Sports Illustrated FC
·23 maggio 2025
Cesc Fabregas Reveals Key Arsene Wenger Message Influencing Coaching Career

Sports Illustrated FC
·23 maggio 2025
Cesc Fàbregas has revealed the philosophy in his coaching style that he owes to legendary former Arsenal boss Arsène Wenger.
Fàbregas was picked up from Barcelona’s La Masia aged 16 and Wenger was responsible for shaping and moulding the formative years of the midfielder’s senior career.
He was Arsenal’s youngest ever player at the time of his debut in 2003, a record since broken by current day teen prodigy Ethan Nwaneri, and was a first-team regular from 17. Within a few months of turning 21, Fàbregas was named Gunners captain by Wenger and always seemed like he would one day become a natural coach, just now finishing up his first season in charge of Serie A’s Como.
“I’m a guy that I like to ask a lot of questions, to speak, to be open to, to talk, to debate,” Fàbregas explained in an interview with Sports Illustrated.
“During my career, with all the coaches that I’ve had, I have books with a lot of notes of things that I liked, what I didn’t like, what I learned or didn’t learn, what this coach did in this situation, what this coach did, what were the players feeling when the coach gave this message or the coach did that?”

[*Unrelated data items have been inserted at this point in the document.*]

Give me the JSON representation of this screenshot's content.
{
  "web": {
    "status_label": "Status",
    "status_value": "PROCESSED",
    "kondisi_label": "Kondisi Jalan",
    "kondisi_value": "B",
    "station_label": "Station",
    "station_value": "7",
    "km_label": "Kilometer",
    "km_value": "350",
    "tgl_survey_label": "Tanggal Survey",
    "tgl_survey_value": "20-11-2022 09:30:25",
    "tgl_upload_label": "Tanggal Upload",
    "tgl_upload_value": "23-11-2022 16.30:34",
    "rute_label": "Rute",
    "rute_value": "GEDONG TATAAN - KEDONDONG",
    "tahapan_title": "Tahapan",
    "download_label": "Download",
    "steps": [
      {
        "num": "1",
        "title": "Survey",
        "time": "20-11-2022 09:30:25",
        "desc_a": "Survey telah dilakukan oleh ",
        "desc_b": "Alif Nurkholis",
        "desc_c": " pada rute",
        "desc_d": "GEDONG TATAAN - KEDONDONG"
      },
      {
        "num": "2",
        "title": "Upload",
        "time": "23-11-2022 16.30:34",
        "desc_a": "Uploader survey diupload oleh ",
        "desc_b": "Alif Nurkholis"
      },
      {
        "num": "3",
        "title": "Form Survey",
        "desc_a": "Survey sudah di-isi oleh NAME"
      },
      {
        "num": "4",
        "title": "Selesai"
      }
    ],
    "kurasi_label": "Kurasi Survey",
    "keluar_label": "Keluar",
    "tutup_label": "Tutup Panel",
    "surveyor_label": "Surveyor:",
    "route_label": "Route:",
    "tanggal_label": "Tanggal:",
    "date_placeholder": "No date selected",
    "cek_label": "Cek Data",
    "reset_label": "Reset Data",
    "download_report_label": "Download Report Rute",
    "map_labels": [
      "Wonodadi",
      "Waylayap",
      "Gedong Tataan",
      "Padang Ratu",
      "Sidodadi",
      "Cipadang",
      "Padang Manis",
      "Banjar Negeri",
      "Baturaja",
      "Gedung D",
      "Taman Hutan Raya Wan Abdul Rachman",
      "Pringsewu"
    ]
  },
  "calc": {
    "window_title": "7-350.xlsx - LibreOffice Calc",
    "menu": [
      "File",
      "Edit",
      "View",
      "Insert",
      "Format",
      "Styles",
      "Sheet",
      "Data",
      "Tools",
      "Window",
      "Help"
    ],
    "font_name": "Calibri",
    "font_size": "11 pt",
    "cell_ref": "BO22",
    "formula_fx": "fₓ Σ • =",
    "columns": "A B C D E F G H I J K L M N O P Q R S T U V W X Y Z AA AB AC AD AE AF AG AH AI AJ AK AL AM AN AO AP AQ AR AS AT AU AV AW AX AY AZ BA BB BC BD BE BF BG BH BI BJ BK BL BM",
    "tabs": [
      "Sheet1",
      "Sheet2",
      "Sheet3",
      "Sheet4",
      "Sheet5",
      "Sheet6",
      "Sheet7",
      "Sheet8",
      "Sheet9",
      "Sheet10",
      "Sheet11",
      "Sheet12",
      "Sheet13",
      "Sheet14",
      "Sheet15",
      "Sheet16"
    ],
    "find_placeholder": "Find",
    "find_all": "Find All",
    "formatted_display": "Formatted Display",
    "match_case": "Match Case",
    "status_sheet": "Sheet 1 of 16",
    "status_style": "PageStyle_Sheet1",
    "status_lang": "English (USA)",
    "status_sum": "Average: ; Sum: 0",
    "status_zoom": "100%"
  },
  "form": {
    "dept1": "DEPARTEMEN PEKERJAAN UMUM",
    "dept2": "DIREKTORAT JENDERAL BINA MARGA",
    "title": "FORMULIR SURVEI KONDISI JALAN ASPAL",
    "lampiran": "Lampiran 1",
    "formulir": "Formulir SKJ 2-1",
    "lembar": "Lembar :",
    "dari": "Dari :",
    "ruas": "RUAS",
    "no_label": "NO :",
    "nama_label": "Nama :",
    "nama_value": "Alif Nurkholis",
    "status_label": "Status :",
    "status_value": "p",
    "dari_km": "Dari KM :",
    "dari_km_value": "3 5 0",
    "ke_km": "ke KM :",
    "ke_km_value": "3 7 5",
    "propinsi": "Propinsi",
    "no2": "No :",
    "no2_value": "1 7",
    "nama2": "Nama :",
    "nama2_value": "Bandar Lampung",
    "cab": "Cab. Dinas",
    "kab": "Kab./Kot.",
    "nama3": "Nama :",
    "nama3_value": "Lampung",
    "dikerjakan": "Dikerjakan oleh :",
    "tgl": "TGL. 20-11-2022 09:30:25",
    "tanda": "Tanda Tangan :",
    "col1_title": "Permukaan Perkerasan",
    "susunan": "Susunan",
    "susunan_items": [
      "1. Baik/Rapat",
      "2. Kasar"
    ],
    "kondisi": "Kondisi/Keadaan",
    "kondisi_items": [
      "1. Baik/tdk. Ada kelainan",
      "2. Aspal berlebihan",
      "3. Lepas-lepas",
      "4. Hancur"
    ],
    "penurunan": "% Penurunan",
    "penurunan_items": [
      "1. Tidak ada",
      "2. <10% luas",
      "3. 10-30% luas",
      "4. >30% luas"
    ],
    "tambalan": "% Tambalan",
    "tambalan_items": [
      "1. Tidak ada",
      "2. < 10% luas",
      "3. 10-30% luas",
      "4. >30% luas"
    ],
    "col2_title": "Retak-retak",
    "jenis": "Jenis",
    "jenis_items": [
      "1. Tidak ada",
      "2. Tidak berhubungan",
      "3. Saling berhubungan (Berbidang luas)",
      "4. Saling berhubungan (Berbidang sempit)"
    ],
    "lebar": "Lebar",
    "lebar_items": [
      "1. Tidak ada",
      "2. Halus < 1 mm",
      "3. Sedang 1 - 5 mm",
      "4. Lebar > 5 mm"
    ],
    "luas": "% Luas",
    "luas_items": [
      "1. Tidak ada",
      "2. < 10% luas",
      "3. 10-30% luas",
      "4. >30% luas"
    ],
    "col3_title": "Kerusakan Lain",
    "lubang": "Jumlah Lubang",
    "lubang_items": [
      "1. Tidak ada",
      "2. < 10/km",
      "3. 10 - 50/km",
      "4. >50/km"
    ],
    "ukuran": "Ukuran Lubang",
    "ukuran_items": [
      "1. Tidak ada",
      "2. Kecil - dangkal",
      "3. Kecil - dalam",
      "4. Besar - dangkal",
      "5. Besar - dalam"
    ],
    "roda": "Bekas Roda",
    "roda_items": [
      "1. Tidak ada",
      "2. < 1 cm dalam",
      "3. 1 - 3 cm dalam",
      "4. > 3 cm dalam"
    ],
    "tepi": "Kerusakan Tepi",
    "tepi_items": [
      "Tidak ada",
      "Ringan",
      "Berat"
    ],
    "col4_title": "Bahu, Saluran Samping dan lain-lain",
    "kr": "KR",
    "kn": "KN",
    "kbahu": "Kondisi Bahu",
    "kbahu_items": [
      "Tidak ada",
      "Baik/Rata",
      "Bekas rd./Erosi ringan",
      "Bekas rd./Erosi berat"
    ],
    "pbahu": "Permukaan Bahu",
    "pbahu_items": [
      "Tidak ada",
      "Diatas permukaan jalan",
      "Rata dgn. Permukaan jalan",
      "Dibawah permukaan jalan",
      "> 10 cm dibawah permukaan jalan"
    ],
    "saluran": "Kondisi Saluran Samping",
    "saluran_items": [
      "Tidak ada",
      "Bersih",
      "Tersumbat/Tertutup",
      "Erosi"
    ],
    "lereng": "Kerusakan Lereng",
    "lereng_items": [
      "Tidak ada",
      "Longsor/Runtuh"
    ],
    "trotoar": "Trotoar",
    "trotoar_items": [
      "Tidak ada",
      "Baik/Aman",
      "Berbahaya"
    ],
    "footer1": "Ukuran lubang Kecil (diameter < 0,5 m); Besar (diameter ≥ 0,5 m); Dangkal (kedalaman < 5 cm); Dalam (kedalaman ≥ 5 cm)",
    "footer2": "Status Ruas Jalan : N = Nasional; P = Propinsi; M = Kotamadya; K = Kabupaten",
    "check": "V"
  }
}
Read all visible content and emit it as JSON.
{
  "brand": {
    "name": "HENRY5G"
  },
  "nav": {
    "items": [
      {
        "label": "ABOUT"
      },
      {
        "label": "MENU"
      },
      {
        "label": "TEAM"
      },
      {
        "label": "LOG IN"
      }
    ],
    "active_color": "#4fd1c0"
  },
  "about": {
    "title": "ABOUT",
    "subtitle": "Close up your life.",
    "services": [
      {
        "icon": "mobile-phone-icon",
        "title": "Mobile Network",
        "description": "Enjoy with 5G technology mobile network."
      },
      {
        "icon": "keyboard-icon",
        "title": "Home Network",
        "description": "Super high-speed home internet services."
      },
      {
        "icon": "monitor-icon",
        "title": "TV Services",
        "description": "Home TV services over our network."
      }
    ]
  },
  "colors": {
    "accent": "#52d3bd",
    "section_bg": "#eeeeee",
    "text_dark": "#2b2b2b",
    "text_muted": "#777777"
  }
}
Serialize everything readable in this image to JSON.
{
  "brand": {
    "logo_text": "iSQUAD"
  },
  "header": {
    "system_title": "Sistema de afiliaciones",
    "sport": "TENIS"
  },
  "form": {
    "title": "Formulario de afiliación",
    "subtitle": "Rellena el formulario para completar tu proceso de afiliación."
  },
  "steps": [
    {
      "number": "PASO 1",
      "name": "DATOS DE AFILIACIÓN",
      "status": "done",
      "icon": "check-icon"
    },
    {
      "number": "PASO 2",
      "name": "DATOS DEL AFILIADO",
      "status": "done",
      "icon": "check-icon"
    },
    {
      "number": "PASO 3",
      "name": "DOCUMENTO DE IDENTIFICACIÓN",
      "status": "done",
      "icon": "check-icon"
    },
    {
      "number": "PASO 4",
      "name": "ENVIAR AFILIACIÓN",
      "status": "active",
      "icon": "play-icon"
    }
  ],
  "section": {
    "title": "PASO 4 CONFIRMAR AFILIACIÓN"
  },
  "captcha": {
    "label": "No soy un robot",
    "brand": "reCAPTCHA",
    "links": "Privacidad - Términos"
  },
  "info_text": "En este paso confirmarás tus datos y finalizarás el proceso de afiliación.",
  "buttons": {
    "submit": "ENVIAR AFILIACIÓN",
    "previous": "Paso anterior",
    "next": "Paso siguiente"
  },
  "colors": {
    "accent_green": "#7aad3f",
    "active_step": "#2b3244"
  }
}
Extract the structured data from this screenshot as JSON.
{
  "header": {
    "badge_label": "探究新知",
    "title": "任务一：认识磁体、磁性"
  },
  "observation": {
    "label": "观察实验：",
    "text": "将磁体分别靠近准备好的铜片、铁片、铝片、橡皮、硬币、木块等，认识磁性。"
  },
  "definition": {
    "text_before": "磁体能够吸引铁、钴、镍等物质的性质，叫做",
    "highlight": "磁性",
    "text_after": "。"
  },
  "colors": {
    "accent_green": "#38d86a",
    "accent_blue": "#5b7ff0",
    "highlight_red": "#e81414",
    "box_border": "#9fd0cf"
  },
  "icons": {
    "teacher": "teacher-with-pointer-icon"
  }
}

In addition to Wenger, Fàbregas played under Pep Guardiola, Vicente del Bosque and José Mourinho, among others during a playing career that ultimately took in five clubs in four countries, 110 international caps, and spanned 20 years. But a particular message from Wenger has stuck.
“Like Arsène Wenger used to say, you always need to build the house from [the ground up],” he said.
“You cannot build a house from the roof. You know, you need to start here. Principles, behaviours, discipline, respect, hard work, all of that.”
Fàbregas’s Como will finish 2024–25, the club’s first top flight season in more than two decades, in 10th place, in the top half of the table. It is a remarkable achievement for a small-town club, and one they will hope to kick on from.
“The pressure is on constantly and you feel it much more than when you were a player, 100%.” Fàbregas reflected as the campaign comes to a close.
“You feel that everything that is building, there is only one responsible and it is [on] you. I always say the ones who win and lose are the players because the coaches, yes, we are very important, but, [as coaches], we cannot score, we cannot make passes, we cannot make dribbling, we cannot defend.
“But we are the first one responsible of absolutely everything that happens on the pitch.”